The Study On Human Neural Precursor Cells Transplantation Combined With Collagen Biomaterials For The Treatment Of Rat Spinal Cord Injury Models

Spinal cord injury(SCI) is one of the medical problems to be resolved worldwide. In the present, the conventional therapy is a decompressive laminectomy surgery immediately after SCI to prevent further spinal neuronal damages. In addition, post SCI medical treatments and healthcare bring a huge economic burden to the family and our society.Theoretically, replacement treatment for the injured spinal cells using differentiated cells derived from stem cells is supposed to completely cure SCI. Considering their degradable and low immunogenic characteristics, biomaterials can be served as ideal scaffolds for transplanted cells to provide good carriers of cell growth and differentiation.

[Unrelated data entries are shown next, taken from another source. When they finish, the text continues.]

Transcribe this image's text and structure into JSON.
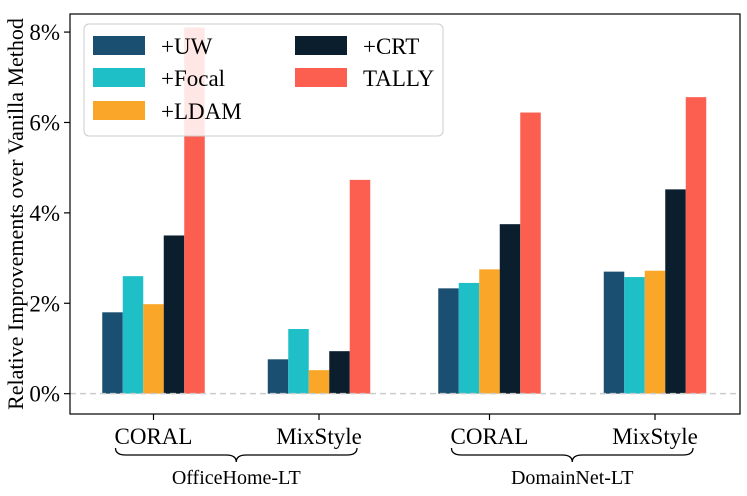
{
  "chart_data": {
    "type": "bar",
    "ylabel": "Relative Improvements over Vanilla Method",
    "ylim": [
      -0.45,
      8.4
    ],
    "yticks": [
      0,
      2,
      4,
      6,
      8
    ],
    "ytick_labels": [
      "0%",
      "2%",
      "4%",
      "6%",
      "8%"
    ],
    "zero_line": "dashed",
    "legend": {
      "position": "top-left",
      "columns": 2
    },
    "categories": [
      "CORAL",
      "MixStyle",
      "CORAL",
      "MixStyle"
    ],
    "groups": [
      {
        "label": "OfficeHome-LT",
        "categories": [
          0,
          1
        ]
      },
      {
        "label": "DomainNet-LT",
        "categories": [
          2,
          3
        ]
      }
    ],
    "series": [
      {
        "name": "+UW",
        "color": "#1a4f72",
        "values": [
          1.8,
          0.76,
          2.33,
          2.7
        ]
      },
      {
        "name": "+Focal",
        "color": "#1fbfc7",
        "values": [
          2.6,
          1.43,
          2.45,
          2.58
        ]
      },
      {
        "name": "+LDAM",
        "color": "#faa628",
        "values": [
          1.98,
          0.52,
          2.75,
          2.72
        ]
      },
      {
        "name": "+CRT",
        "color": "#0b1e2d",
        "values": [
          3.5,
          0.94,
          3.75,
          4.52
        ]
      },
      {
        "name": "TALLY",
        "color": "#fc5e4f",
        "values": [
          8.1,
          4.73,
          6.22,
          6.56
        ]
      }
    ]
  }
}
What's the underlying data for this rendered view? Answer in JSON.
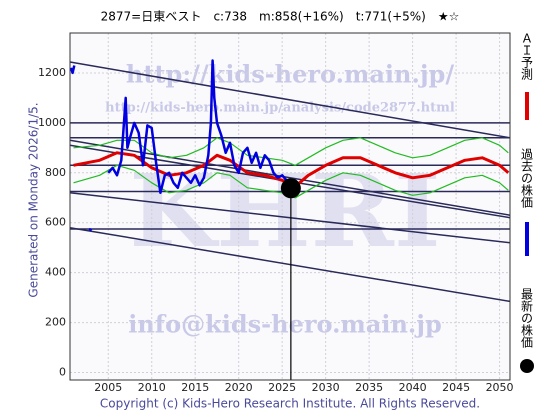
{
  "chart_data": {
    "type": "line",
    "title": "2877=日東ベスト　c:738　m:858(+16%)　t:771(+5%)　★☆",
    "generated": "Generated on Monday 2026/1/5.",
    "copyright": "Copyright (c) Kids-Hero Research Institute. All Rights Reserved.",
    "annotations": [
      "http://kids-hero.main.jp/",
      "http://kids-hero.main.jp/analysis/code2877.html",
      "KHRI",
      "info@kids-hero.main.jp"
    ],
    "xlim": [
      2000.6,
      2051.2
    ],
    "ylim": [
      -30,
      1360
    ],
    "xticks": [
      2005,
      2010,
      2015,
      2020,
      2025,
      2030,
      2035,
      2040,
      2045,
      2050
    ],
    "yticks": [
      0,
      200,
      400,
      600,
      800,
      1000,
      1200
    ],
    "grid": true,
    "series": [
      {
        "name": "ＡＩ予測",
        "color": "#e00000",
        "x": [
          2001,
          2004,
          2006,
          2008,
          2010,
          2012,
          2014,
          2016,
          2017.5,
          2019,
          2021,
          2023,
          2025,
          2026.5,
          2028,
          2030,
          2032,
          2034,
          2036,
          2038,
          2040,
          2042,
          2044,
          2046,
          2048,
          2050,
          2051
        ],
        "values": [
          830,
          850,
          880,
          870,
          820,
          790,
          800,
          830,
          870,
          850,
          800,
          790,
          770,
          745,
          790,
          830,
          860,
          860,
          830,
          800,
          780,
          790,
          820,
          850,
          860,
          830,
          800
        ]
      },
      {
        "name": "過去の株価",
        "color": "#0000e0",
        "x": [
          2000.7,
          2000.9,
          2001.1,
          2001.3,
          2002.8,
          2003.1,
          2003.3,
          2005.0,
          2005.5,
          2006.0,
          2006.5,
          2007.0,
          2007.2,
          2007.5,
          2008.0,
          2008.5,
          2009.0,
          2009.5,
          2010.0,
          2010.5,
          2011.0,
          2011.5,
          2012.0,
          2012.5,
          2013.0,
          2013.5,
          2014.0,
          2014.5,
          2015.0,
          2015.5,
          2016.0,
          2016.5,
          2016.8,
          2017.0,
          2017.2,
          2017.5,
          2018.0,
          2018.5,
          2019.0,
          2019.5,
          2020.0,
          2020.5,
          2021.0,
          2021.5,
          2022.0,
          2022.5,
          2023.0,
          2023.5,
          2024.0,
          2024.5,
          2025.0,
          2025.5,
          2026.0
        ],
        "values": [
          1220,
          1200,
          1230,
          null,
          575,
          570,
          null,
          800,
          820,
          790,
          850,
          1100,
          900,
          940,
          1000,
          960,
          830,
          990,
          980,
          840,
          720,
          790,
          800,
          760,
          740,
          800,
          780,
          760,
          790,
          750,
          780,
          870,
          1000,
          1250,
          1100,
          1000,
          950,
          880,
          920,
          830,
          800,
          880,
          900,
          840,
          880,
          820,
          870,
          850,
          800,
          780,
          790,
          770,
          738
        ]
      }
    ],
    "bands": [
      {
        "color": "#22bb22",
        "values": [
          900,
          910,
          930,
          930,
          880,
          860,
          870,
          900,
          940,
          920,
          870,
          860,
          850,
          830,
          860,
          900,
          930,
          940,
          910,
          880,
          860,
          870,
          900,
          930,
          940,
          910,
          880
        ]
      },
      {
        "color": "#22bb22",
        "values": [
          760,
          790,
          830,
          810,
          760,
          720,
          730,
          760,
          800,
          790,
          740,
          730,
          720,
          700,
          730,
          770,
          800,
          790,
          760,
          730,
          710,
          720,
          750,
          780,
          790,
          760,
          730
        ]
      }
    ],
    "trend_color": "#2a2a5a",
    "trend_lines": [
      {
        "x": [
          2000.6,
          2051.2
        ],
        "values": [
          1244,
          940
        ]
      },
      {
        "x": [
          2000.6,
          2051.2
        ],
        "values": [
          1000,
          1000
        ]
      },
      {
        "x": [
          2000.6,
          2051.2
        ],
        "values": [
          940,
          940
        ]
      },
      {
        "x": [
          2000.6,
          2051.2
        ],
        "values": [
          930,
          630
        ]
      },
      {
        "x": [
          2000.6,
          2051.2
        ],
        "values": [
          910,
          620
        ]
      },
      {
        "x": [
          2000.6,
          2051.2
        ],
        "values": [
          830,
          830
        ]
      },
      {
        "x": [
          2000.6,
          2051.2
        ],
        "values": [
          725,
          725
        ]
      },
      {
        "x": [
          2000.6,
          2051.2
        ],
        "values": [
          720,
          520
        ]
      },
      {
        "x": [
          2000.6,
          2051.2
        ],
        "values": [
          575,
          575
        ]
      },
      {
        "x": [
          2000.6,
          2051.2
        ],
        "values": [
          580,
          285
        ]
      }
    ],
    "latest": {
      "name": "最新の株価",
      "x": 2026.0,
      "value": 738,
      "color": "#000000"
    }
  }
}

Stem cell therapy combined with biomaterials can help transplanted cells survive the hypoxia-ischemia environment, overcome the homing disability and easily diffusion, and differentiate into cells promoting functional recovery, and then produce better treatment effect.Human Embryonic Stem Cells(hESCs) were chosen as the cell source, and obtained neural precursor cells(NPCs) were obtained by monolayer cell culture and small molecule induction. Using immunofluorescent staining and flow cytometry analysis, the differentiated cells were confirmed to express NPCs specific markers. Neurotrophic factors and collagen scaffold were combined the differentiated cells, and then transplanted into left lateral T9 hemisected spinal cord of rats. Postoperative observation showed that the animal body weight decreased immediately after SCI, and then gradually recovered to normal. Rats without cell transplantation showed dramatically higher death rate, indicating NPCs transplantation could help rats survive after SCI. In behavioral testing, the results showed that the BBB score increased from 2nd week, and statistical significance was obtained from 3rd week(*p = 0.0342). At the endpoint of 15 th week experiment, there was statistical significant difference between the transplantation group and the control group(**p = 0.0024), indicating that NPCs could promote motor function recovery after SCI. According to the results of section staining, there was obvious cavitation observed in the control spinal cords, and no vesicular structure was detected in transplantation group. The existence of human derived cells was detected in injured area.This study provides a reference for the future clinical treatment of SCI.